Design of Structured Adhesion Miniproteins

Research - Florian Häge

Tissue Engineering requires artificial constructs to support the formation of tissue from cells. These support structures consist of microporous organic or inorganic material that immobilizes the cells of interest.

There are two common strategies to functionalize materials for tissue engineering: the immobilization of cell adhesion motifs, which bind to cell receptor, or the immobilization of entire domains of cell binding proteins. However, the small motifs lack a defined three-dimensional structure and thus bioactivity and the large protein fragments are difficult to immobilize and often denaturate in the attempt.

My project aims to unify the bioactivity of a cell binding protein with the chemical modifiability of cell adhesion motifs: the design of adhesion miniproteins based on independently folding peptide scaffolds with a cell binding active site.

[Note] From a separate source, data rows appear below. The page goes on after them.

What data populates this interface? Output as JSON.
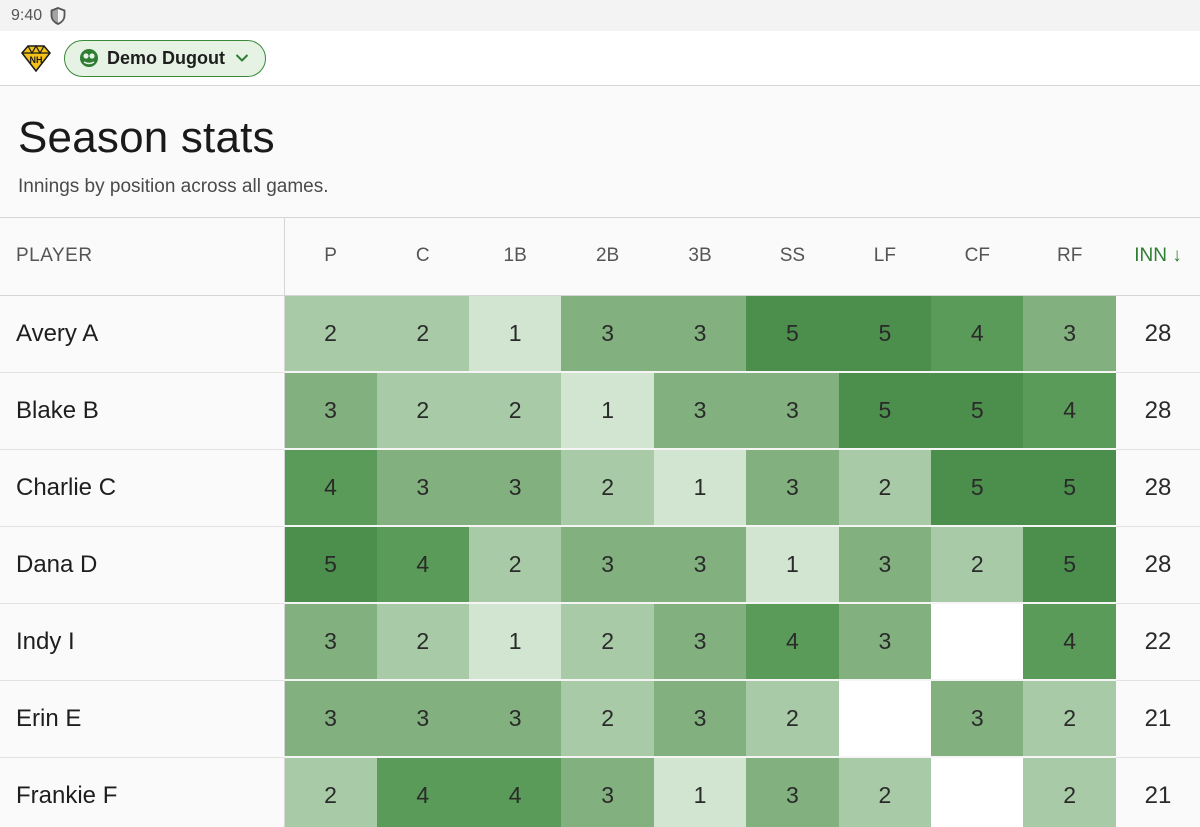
{
  "status": {
    "time": "9:40",
    "shield_icon": "shield-icon"
  },
  "appbar": {
    "logo_icon": "team-logo-icon",
    "team_name": "Demo Dugout",
    "team_icon": "baseball-icon",
    "dropdown_icon": "chevron-down-icon"
  },
  "page": {
    "title": "Season stats",
    "subtitle": "Innings by position across all games."
  },
  "table": {
    "player_header": "PLAYER",
    "positions": [
      "P",
      "C",
      "1B",
      "2B",
      "3B",
      "SS",
      "LF",
      "CF",
      "RF"
    ],
    "total_header": "INN ↓",
    "rows": [
      {
        "name": "Avery A",
        "values": [
          2,
          2,
          1,
          3,
          3,
          5,
          5,
          4,
          3
        ],
        "total": 28
      },
      {
        "name": "Blake B",
        "values": [
          3,
          2,
          2,
          1,
          3,
          3,
          5,
          5,
          4
        ],
        "total": 28
      },
      {
        "name": "Charlie C",
        "values": [
          4,
          3,
          3,
          2,
          1,
          3,
          2,
          5,
          5
        ],
        "total": 28
      },
      {
        "name": "Dana D",
        "values": [
          5,
          4,
          2,
          3,
          3,
          1,
          3,
          2,
          5
        ],
        "total": 28
      },
      {
        "name": "Indy I",
        "values": [
          3,
          2,
          1,
          2,
          3,
          4,
          3,
          null,
          4
        ],
        "total": 22
      },
      {
        "name": "Erin E",
        "values": [
          3,
          3,
          3,
          2,
          3,
          2,
          null,
          3,
          2
        ],
        "total": 21
      },
      {
        "name": "Frankie F",
        "values": [
          2,
          4,
          4,
          3,
          1,
          3,
          2,
          null,
          2
        ],
        "total": 21
      }
    ]
  },
  "colors": {
    "accent": "#2e7d32",
    "heat": {
      "1": "#d1e5d1",
      "2": "#a8caa6",
      "3": "#82b17f",
      "4": "#5a9b59",
      "5": "#4c8f4c",
      "empty": "#ffffff"
    }
  }
}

Extracellular matrix proteins are known to bind the carbohydrate chains of cell receptors with, often calcium-dependent, protein-carbohydrate binding site. These active sites, found in LG domains, calmodulin or lectins, serve as ideal natural models for the peptide design.

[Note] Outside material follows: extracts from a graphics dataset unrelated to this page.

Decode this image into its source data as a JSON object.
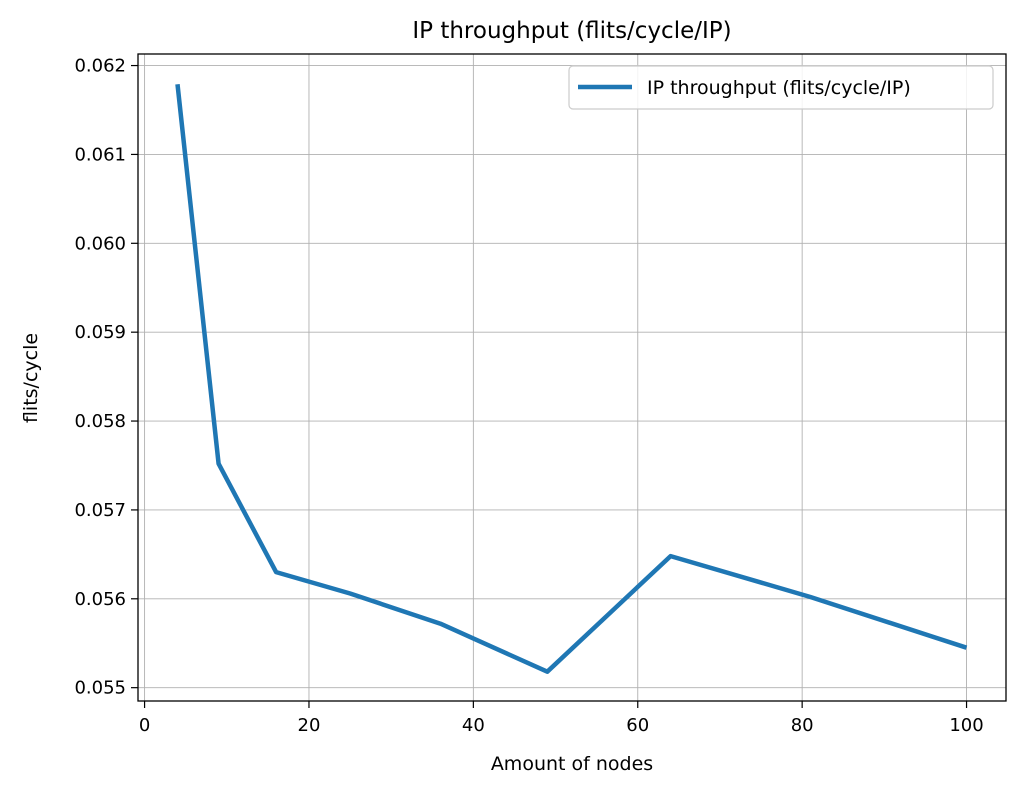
{
  "chart_data": {
    "type": "line",
    "title": "IP throughput (flits/cycle/IP)",
    "xlabel": "Amount of nodes",
    "ylabel": "flits/cycle",
    "xlim": [
      -0.8,
      104.8
    ],
    "ylim": [
      0.05485,
      0.06213
    ],
    "xticks": [
      0,
      20,
      40,
      60,
      80,
      100
    ],
    "xtick_labels": [
      "0",
      "20",
      "40",
      "60",
      "80",
      "100"
    ],
    "yticks": [
      0.055,
      0.056,
      0.057,
      0.058,
      0.059,
      0.06,
      0.061,
      0.062
    ],
    "ytick_labels": [
      "0.055",
      "0.056",
      "0.057",
      "0.058",
      "0.059",
      "0.060",
      "0.061",
      "0.062"
    ],
    "grid": true,
    "legend_position": "top-right",
    "series": [
      {
        "name": "IP throughput (flits/cycle/IP)",
        "color": "#1f77b4",
        "x": [
          4,
          9,
          16,
          25,
          36,
          49,
          64,
          81,
          100
        ],
        "y": [
          0.06179,
          0.05752,
          0.0563,
          0.05606,
          0.05572,
          0.05518,
          0.05648,
          0.05602,
          0.05545
        ]
      }
    ]
  }
}
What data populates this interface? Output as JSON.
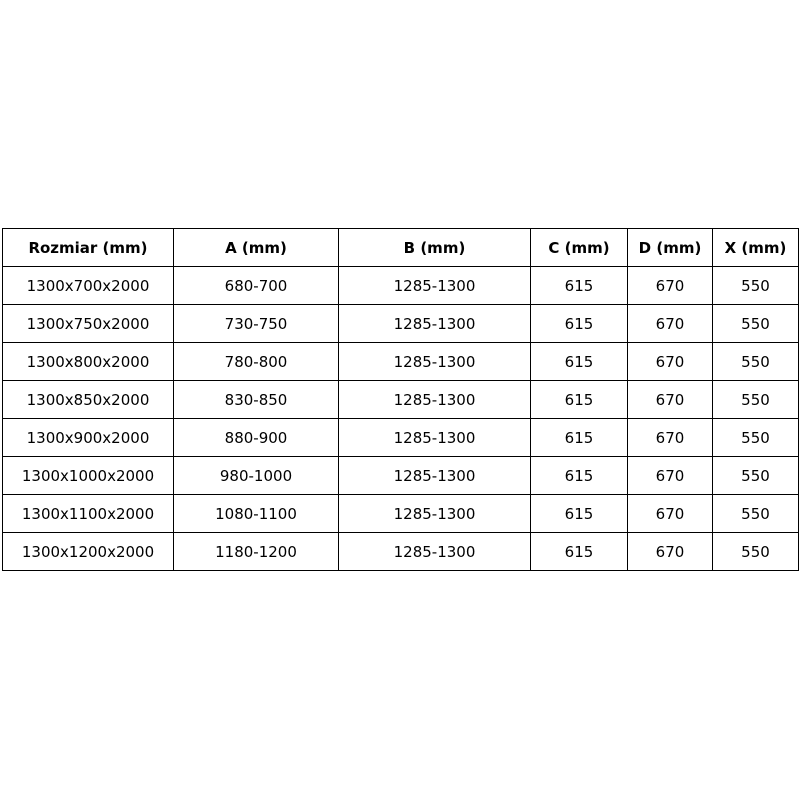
{
  "table": {
    "headers": [
      "Rozmiar (mm)",
      "A (mm)",
      "B (mm)",
      "C (mm)",
      "D (mm)",
      "X (mm)"
    ],
    "rows": [
      [
        "1300x700x2000",
        "680-700",
        "1285-1300",
        "615",
        "670",
        "550"
      ],
      [
        "1300x750x2000",
        "730-750",
        "1285-1300",
        "615",
        "670",
        "550"
      ],
      [
        "1300x800x2000",
        "780-800",
        "1285-1300",
        "615",
        "670",
        "550"
      ],
      [
        "1300x850x2000",
        "830-850",
        "1285-1300",
        "615",
        "670",
        "550"
      ],
      [
        "1300x900x2000",
        "880-900",
        "1285-1300",
        "615",
        "670",
        "550"
      ],
      [
        "1300x1000x2000",
        "980-1000",
        "1285-1300",
        "615",
        "670",
        "550"
      ],
      [
        "1300x1100x2000",
        "1080-1100",
        "1285-1300",
        "615",
        "670",
        "550"
      ],
      [
        "1300x1200x2000",
        "1180-1200",
        "1285-1300",
        "615",
        "670",
        "550"
      ]
    ]
  }
}
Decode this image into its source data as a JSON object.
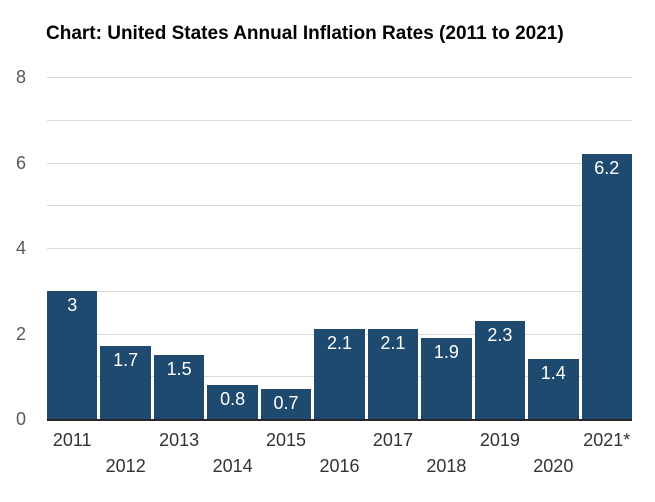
{
  "title": "Chart: United States Annual Inflation Rates (2011 to 2021)",
  "chart_data": {
    "type": "bar",
    "title": "Chart: United States Annual Inflation Rates (2011 to 2021)",
    "categories": [
      "2011",
      "2012",
      "2013",
      "2014",
      "2015",
      "2016",
      "2017",
      "2018",
      "2019",
      "2020",
      "2021*"
    ],
    "values": [
      3,
      1.7,
      1.5,
      0.8,
      0.7,
      2.1,
      2.1,
      1.9,
      2.3,
      1.4,
      6.2
    ],
    "value_labels": [
      "3",
      "1.7",
      "1.5",
      "0.8",
      "0.7",
      "2.1",
      "2.1",
      "1.9",
      "2.3",
      "1.4",
      "6.2"
    ],
    "xlabel": "",
    "ylabel": "",
    "ylim": [
      0,
      8
    ],
    "ytick_labels": [
      "0",
      "2",
      "4",
      "6",
      "8"
    ],
    "yticks": [
      0,
      2,
      4,
      6,
      8
    ],
    "gridline_step": 1,
    "grid": true,
    "legend": false,
    "x_labels_staggered": true,
    "colors": {
      "bar": "#1f4a70",
      "bar_value_label": "#ffffff",
      "axis_line": "#262626",
      "gridline": "#d9d9d9",
      "y_tick_label": "#595959",
      "x_tick_label": "#333333",
      "title": "#000000",
      "background": "#ffffff"
    }
  }
}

The active site of a natural model protein is incorporated into the sequence of a β-sheet peptide scaffold, such as the SH3 or WW domains, using computational modeling to ensure similar-to-native folding.

Suitable sequences are then synthesized by solid-phase peptide synthesis (SPPS) and characterized with respect to structure and binding. A sufficiently biomimetic miniprotein is planned to be immobilized on materials to add cell responsiveness and thus generate a functionalized material for retina tissue engineering.